Please do look past the very cheesy cover--it doesn't do justice to what's on the DVD. While rave and commerical acts like Fatboy Slim do get covered, you'll also find great footage of Pierre Henry, Genesis P. Orridge, and Giorgio Moroder (how often do you get to put those three names in a single sentence?).
7 of 8 people found the following review helpful
the only film on electronic music worth seeing! 13 May 1999
By A Customer - Published on
anyone who is interested in electronic music needs to see this movie! even if your not into electronic music, after seeing this movie you will be! its got everyone : john cage, stockhausen, juan atkins, roni size, spooky, derrick may, panacea, prodigy, moby, mix master mike the list goes on and on and on
6 of 7 people found the following review helpful
Deffinitely one for the collection 27 April 1999
By - Published on
I saw this movie (or documentary or whatever you want to call it) in the theater when it first came out and enjoyed it thoroughly. Not only did I learn some new things about the history and origins of electronic music, but laughed my ass off at some of the intervies with the drugged out derelicts that pepper the electronica landscape. Some of the more notable interviews with FSOL (who hardly ever appear in anything anymore) and some of the German jungle musicians were absolutely hysterical. There were also really good interviews with many of the origional Detroit hardhouse gurus. I'm not even mentioning DJ Spooky, Joey Beltram and a host of other great musicians - there were quite a few - too many to remember.
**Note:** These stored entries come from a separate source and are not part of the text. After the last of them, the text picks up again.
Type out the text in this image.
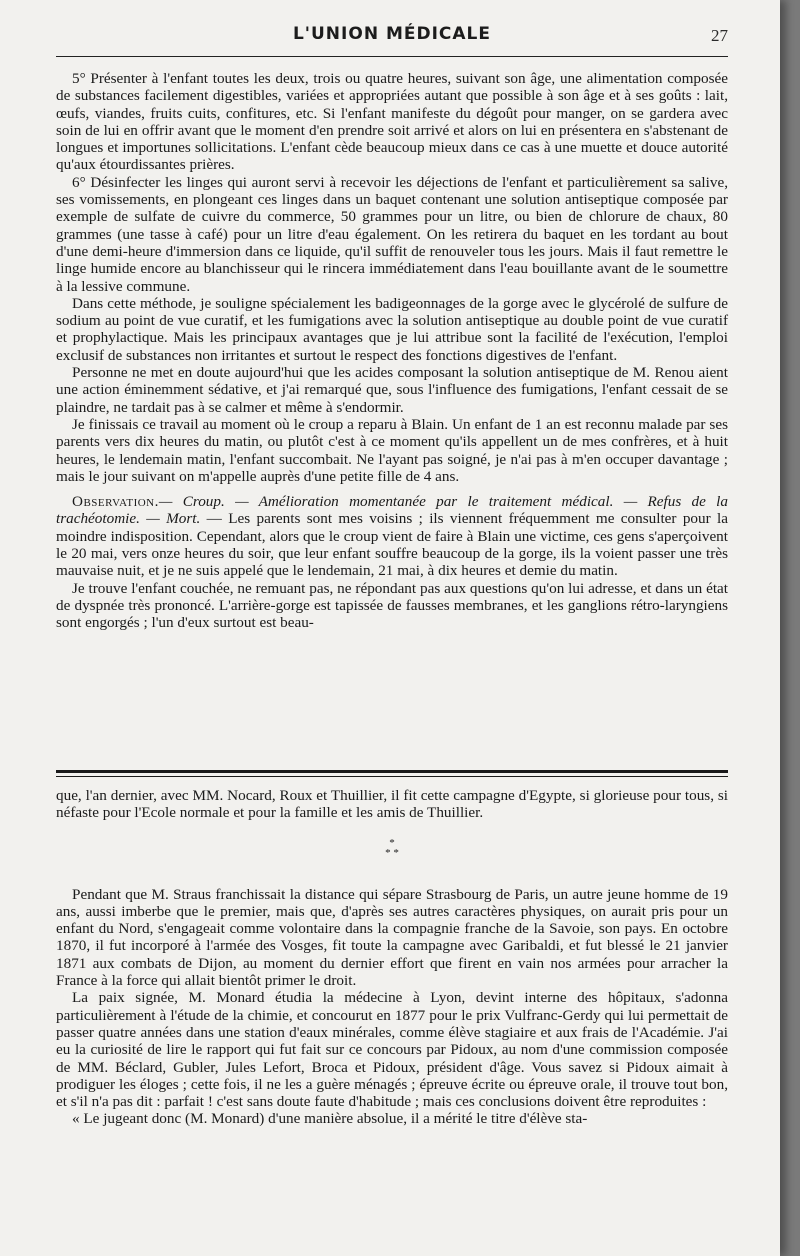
L'UNION MÉDICALE	27

5° Présenter à l'enfant toutes les deux, trois ou quatre heures, suivant son âge, une alimentation composée de substances facilement digestibles, variées et appropriées autant que possible à son âge et à ses goûts : lait, œufs, viandes, fruits cuits, confitures, etc. Si l'enfant manifeste du dégoût pour manger, on se gardera avec soin de lui en offrir avant que le moment d'en prendre soit arrivé et alors on lui en présentera en s'abstenant de longues et importunes sollicitations. L'enfant cède beaucoup mieux dans ce cas à une muette et douce autorité qu'aux étourdissantes prières.

6° Désinfecter les linges qui auront servi à recevoir les déjections de l'enfant et particulièrement sa salive, ses vomissements, en plongeant ces linges dans un baquet contenant une solution antiseptique composée par exemple de sulfate de cuivre du commerce, 50 grammes pour un litre, ou bien de chlorure de chaux, 80 grammes (une tasse à café) pour un litre d'eau également. On les retirera du baquet en les tordant au bout d'une demi-heure d'immersion dans ce liquide, qu'il suffit de renouveler tous les jours. Mais il faut remettre le linge humide encore au blanchisseur qui le rincera immédiatement dans l'eau bouillante avant de le soumettre à la lessive commune.

Dans cette méthode, je souligne spécialement les badigeonnages de la gorge avec le glycérolé de sulfure de sodium au point de vue curatif, et les fumigations avec la solution antiseptique au double point de vue curatif et prophylactique. Mais les principaux avantages que je lui attribue sont la facilité de l'exécution, l'emploi exclusif de substances non irritantes et surtout le respect des fonctions digestives de l'enfant.

Personne ne met en doute aujourd'hui que les acides composant la solution antiseptique de M. Renou aient une action éminemment sédative, et j'ai remarqué que, sous l'influence des fumigations, l'enfant cessait de se plaindre, ne tardait pas à se calmer et même à s'endormir.

Je finissais ce travail au moment où le croup a reparu à Blain. Un enfant de 1 an est reconnu malade par ses parents vers dix heures du matin, ou plutôt c'est à ce moment qu'ils appellent un de mes confrères, et à huit heures, le lendemain matin, l'enfant succombait. Ne l'ayant pas soigné, je n'ai pas à m'en occuper davantage ; mais le jour suivant on m'appelle auprès d'une petite fille de 4 ans.

Observation.— Croup. — Amélioration momentanée par le traitement médical. — Refus de la trachéotomie. — Mort. — Les parents sont mes voisins ; ils viennent fréquemment me consulter pour la moindre indisposition. Cependant, alors que le croup vient de faire à Blain une victime, ces gens s'aperçoivent le 20 mai, vers onze heures du soir, que leur enfant souffre beaucoup de la gorge, ils la voient passer une très mauvaise nuit, et je ne suis appelé que le lendemain, 21 mai, à dix heures et demie du matin.

Je trouve l'enfant couchée, ne remuant pas, ne répondant pas aux questions qu'on lui adresse, et dans un état de dyspnée très prononcé. L'arrière-gorge est tapissée de fausses membranes, et les ganglions rétro-laryngiens sont engorgés ; l'un d'eux surtout est beau-

que, l'an dernier, avec MM. Nocard, Roux et Thuillier, il fit cette campagne d'Egypte, si glorieuse pour tous, si néfaste pour l'Ecole normale et pour la famille et les amis de Thuillier.

*
* *

Pendant que M. Straus franchissait la distance qui sépare Strasbourg de Paris, un autre jeune homme de 19 ans, aussi imberbe que le premier, mais que, d'après ses autres caractères physiques, on aurait pris pour un enfant du Nord, s'engageait comme volontaire dans la compagnie franche de la Savoie, son pays. En octobre 1870, il fut incorporé à l'armée des Vosges, fit toute la campagne avec Garibaldi, et fut blessé le 21 janvier 1871 aux combats de Dijon, au moment du dernier effort que firent en vain nos armées pour arracher la France à la force qui allait bientôt primer le droit.

La paix signée, M. Monard étudia la médecine à Lyon, devint interne des hôpitaux, s'adonna particulièrement à l'étude de la chimie, et concourut en 1877 pour le prix Vulfranc-Gerdy qui lui permettait de passer quatre années dans une station d'eaux minérales, comme élève stagiaire et aux frais de l'Académie. J'ai eu la curiosité de lire le rapport qui fut fait sur ce concours par Pidoux, au nom d'une commission composée de MM. Béclard, Gubler, Jules Lefort, Broca et Pidoux, président d'âge. Vous savez si Pidoux aimait à prodiguer les éloges ; cette fois, il ne les a guère ménagés ; épreuve écrite ou épreuve orale, il trouve tout bon, et s'il n'a pas dit : parfait ! c'est sans doute faute d'habitude ; mais ces conclusions doivent être reproduites :

« Le jugeant donc (M. Monard) d'une manière absolue, il a mérité le titre d'élève sta-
My only complaint about the film is that it was rather short - I think just over one hour. Nonetheless, it was worth buying in my humble opinion.
6 of 7 people found the following review helpful
CREATIVITY for the ear 19 Aug 1999
By A Customer - Published on
As a self-proclaimed electronica freak I must recommend this one to not only those interested in electronic music, but also to anyone interested in opening their mind to the possibilities of NOISE. However, this film left me wanting more background on the use of music (specifically electronic) in its relationships to manipulating the senses.....and its correlations to design, be it spatial, physical or virtual......however, this is a must see.